Les Chansons d’ Amour è un film dolce e amaro, un film d’ amore e sul bisogno di amare ed essere amati. Christophe Honoré riesce a coniugare con dolcezza il nostro mondo con la nostalgia per un tempo che fu e vuole ancora essere.
Rievoca lo spirito di un cambiamento, fin dall’ inizio, dove i titoli di testa ricordano - o forse omaggiano graziosamente - Les 400 coups. La cinepresa si muove per le strade del decimo arrondissement e nei volti avvolti da una nebbiolina uggiosa di una qualunque giornata d’ inverno, ci sono persone. Parigi è ancora viva, certamente diversa, ma riesce ad entrare nel film con lo stesso tenero vigore, Parigi di nuovo attrice. La ritroviamo ideale come in Truffaut e reale come in Godard. Honoré fa divincolare gli attori nel traffico, sui marciapiedi dove i passanti, incredibilmente, si voltano ancora a guardare la cinepresa.
Ma è anche un film pienamente radicato nel presente, che racconta l’ incontro e l’ amore, lo smarrimento e la morte. Un dramma che si costruisce nella forma di commedia musicale, dove gli attori cantano con voci dolci e sussurrate le canzoni di Alex Beaupain.
Ismaël (Louis Garrel) è innamorato di Julie (Ludivine Sagnier) ma anche di Alice (Clotilde Hesme) e non riesce ad essere abbastanza maturo da poter pensare di “sistemarsi” con la prima. Alice, come canta, si trova a fare da ponte tra i due. Questo rapporto a tre è un po’ un’ idillio alla Jules et Jim, ma non manca di momenti che strizzano l’ occhio a La Maman et la Putain. Poi Julie muore, inaspettatamente. L’ elaborazione del lutto da parte della famiglia della ragazza. Le difficoltà di Ismaël davanti a questa morte assurda che è anche perdita di una stabilità affettiva già precaria. Poi la sua rinascita grazie all’ amore, che Erwann riesce, dopo aver insistito con tanta tenacia, a dargli e a ricevere. A tenere insieme la storia sono proprio le canzoni, come dei momenti sognati, dalle quali si percepiscono con immediatezza i sentimenti dei protagonisti.
Gli omaggi di Honoré sono davvero tanti, ed è piacevole poter riconoscere i piani che questo film di nuovo millennio si è fatto prestare dal passato. Rivivono le inquadrature di Eustache, Demy e Godard; chiare, vere e proprie citazioni che non si nascondono. Alimentano indubbiamente una vena nostalgica ma, allo stesso tempo, trovandosi nelle scene decisive allo svolgimento narrativo, finiscono per essere parte integrante ed indispensabile del film.
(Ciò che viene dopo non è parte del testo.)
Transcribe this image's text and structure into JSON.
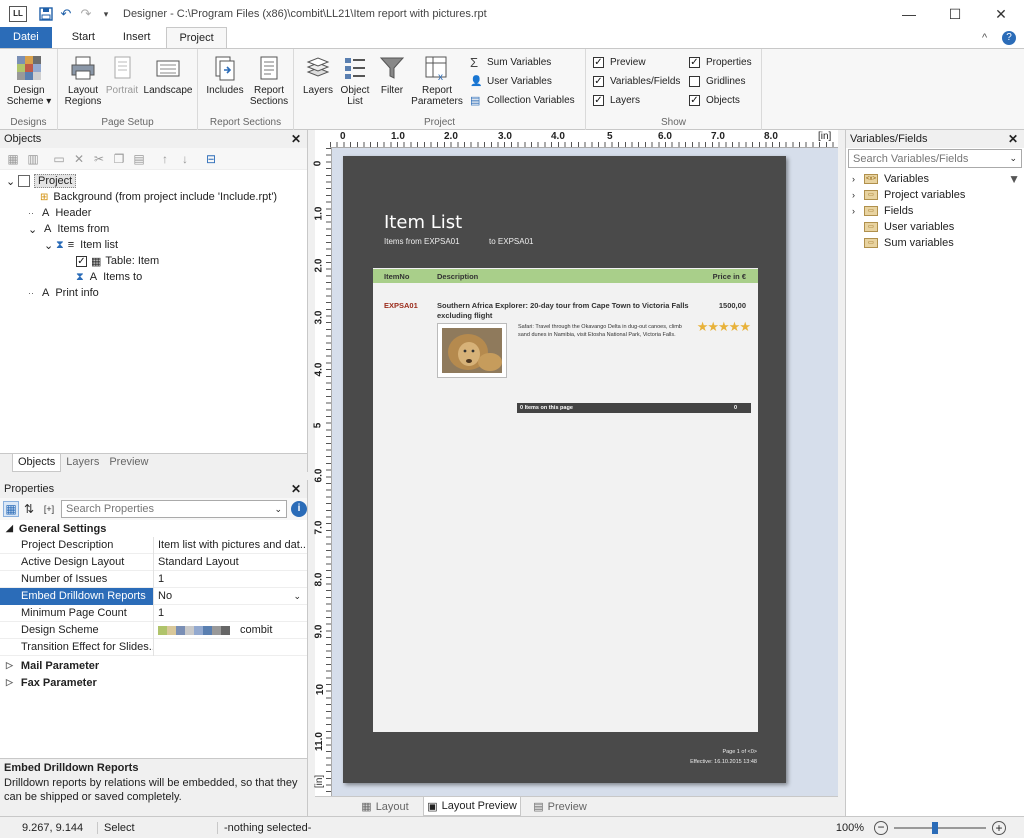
{
  "titlebar": {
    "logo": "LL",
    "title": "Designer - C:\\Program Files (x86)\\combit\\LL21\\Item report with pictures.rpt",
    "minimize": "—",
    "maximize": "☐",
    "close": "✕"
  },
  "tabs": {
    "file": "Datei",
    "start": "Start",
    "insert": "Insert",
    "project": "Project"
  },
  "ribbon": {
    "design_scheme": "Design\nScheme ▾",
    "layout_regions": "Layout\nRegions",
    "portrait": "Portrait",
    "landscape": "Landscape",
    "includes": "Includes",
    "report_sections": "Report\nSections",
    "layers": "Layers",
    "object_list": "Object\nList",
    "filter": "Filter",
    "report_parameters": "Report\nParameters",
    "sum_variables": "Sum Variables",
    "user_variables": "User Variables",
    "collection_variables": "Collection Variables",
    "preview": "Preview",
    "variables_fields": "Variables/Fields",
    "layers_chk": "Layers",
    "properties": "Properties",
    "gridlines": "Gridlines",
    "objects": "Objects",
    "group_designs": "Designs",
    "group_page_setup": "Page Setup",
    "group_report_sections": "Report Sections",
    "group_project": "Project",
    "group_show": "Show"
  },
  "objects_panel": {
    "title": "Objects",
    "tree": {
      "project": "Project",
      "background": "Background (from project include 'Include.rpt')",
      "header": "Header",
      "items_from": "Items from",
      "item_list": "Item list",
      "table_item": "Table: Item",
      "items_to": "Items to",
      "print_info": "Print info"
    },
    "tabs": {
      "objects": "Objects",
      "layers": "Layers",
      "preview": "Preview"
    }
  },
  "properties_panel": {
    "title": "Properties",
    "search_placeholder": "Search Properties",
    "general": "General Settings",
    "rows": [
      {
        "name": "Project Description",
        "value": "Item list with pictures and dat..."
      },
      {
        "name": "Active Design Layout",
        "value": "Standard Layout"
      },
      {
        "name": "Number of Issues",
        "value": "1"
      },
      {
        "name": "Embed Drilldown Reports",
        "value": "No"
      },
      {
        "name": "Minimum Page Count",
        "value": "1"
      },
      {
        "name": "Design Scheme",
        "value": "combit"
      },
      {
        "name": "Transition Effect for Slides...",
        "value": ""
      }
    ],
    "mail": "Mail Parameter",
    "fax": "Fax Parameter",
    "help_title": "Embed Drilldown Reports",
    "help_text": "Drilldown reports by relations will be embedded, so that they can be shipped or saved completely."
  },
  "canvas": {
    "ruler_h": [
      "0",
      "1.0",
      "2.0",
      "3.0",
      "4.0",
      "5",
      "6.0",
      "7.0",
      "8.0",
      "[in]"
    ],
    "ruler_v": [
      "0",
      "1.0",
      "2.0",
      "3.0",
      "4.0",
      "5",
      "6.0",
      "7.0",
      "8.0",
      "9.0",
      "10",
      "11.0",
      "[in]"
    ],
    "report_title": "Item List",
    "report_subtitle_from": "Items from EXPSA01",
    "report_subtitle_to": "to EXPSA01",
    "col_itemno": "ItemNo",
    "col_desc": "Description",
    "col_price": "Price in €",
    "item_no": "EXPSA01",
    "item_title": "Southern Africa Explorer: 20-day tour from Cape Town to Victoria Falls excluding flight",
    "item_price": "1500,00",
    "item_text": "Safari: Travel through the Okavango Delta in dug-out canoes, climb sand dunes in Namibia, visit Etosha National Park, Victoria Falls.",
    "stars": "★★★★★",
    "footer_count": "0 Items on this page",
    "footer_zero": "0",
    "page_info": "Page 1 of <0>",
    "effective": "Effective: 16.10.2015 13:48",
    "view_tabs": {
      "layout": "Layout",
      "layout_preview": "Layout Preview",
      "preview": "Preview"
    }
  },
  "variables_panel": {
    "title": "Variables/Fields",
    "search_placeholder": "Search Variables/Fields",
    "items": [
      "Variables",
      "Project variables",
      "Fields",
      "User variables",
      "Sum variables"
    ]
  },
  "status": {
    "coords": "9.267, 9.144",
    "mode": "Select",
    "selection": "-nothing selected-",
    "zoom": "100%"
  },
  "colors": {
    "accent": "#2b6cb8",
    "page_dark": "#4a4a4a",
    "header_green": "#a9cf8a",
    "item_red": "#9b2c1c",
    "selection_blue": "#2b6cb8"
  }
}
Allo stesso modo troviamo la struttura narrativa divisa in capitoli, le didascalie e le insegne luminose di Godard, i libri di Truffaut.
L’ unico neo di tanto citare sta nei momenti in cui Garrel recita alla Léaud. Benché ai piani alti(1) sia stato detto che il giovane attore poteva ricordarlo (e, in effetti, Les Amants Réguliers ne era una prova) va detto che la differenza tra voler ricordare e imitare può diventare labile, e indirizzarsi verso la seconda è drammatico. La recitazione manierata, le espressioni e i gesti allucinati di Léaud poco gli si addicono. Ismaël/Garrel, con il suo aplomb da bel tenebroso stona nelle vesti dell’incerto Doinel(2). Ma per un personaggio che fa un passo falso, c’è n’ è un’ altro cui Honoré invece ha reso grazia. Jeanne, sorella maggiore di Julie, è interpretata da una splendida Chiara Mastroianni. L’ attrice riesce, anche se in una parte marginale, a fare onore a cotanto cognome. La sua è una parte intensa ed il regista è abilissimo nel cogliere attraverso i primi piani ogni sfumatura del suo volto, dove nel carattere marcato e negli occhi sognanti rivive anche un po’ del nostro cinema.

Plus d'infos sur ce film

Les Chansons d’ Amour è un film da amare. E’ una pellicola intensa ma che scorre bene, che citando crea e che riesce ad essere ben equilibrata tra presente e passato, sogno e quotidiano. Il suo vero omaggio alla Nouvelle Vague sta nel voler nuovamente parlare al presente, nel voler cercare lo straordinario nell’ ordinario, nel tentare di raccontare quella che per un certo tipo di cinema presuntuoso è la banalità e che per altri, invece, banalità non è perché come diceva Zavattini, il banale non esiste. Ma è anche un film da difendere perché è un cinema che racconta di noi. Honoré ha reso giustizia alla generazione che ritrae. Questa generazione, che è anche la mia, poco presente al cinema se non in veste frivola o da soap opera, desiderosa di ottenere una parte in tv, precaria in ogni senso e spesso sconfitta. Oppure che diventa vincente solo quando scappa dal mondo, si agita isterica fuggendo dalla società che l’ ha creata.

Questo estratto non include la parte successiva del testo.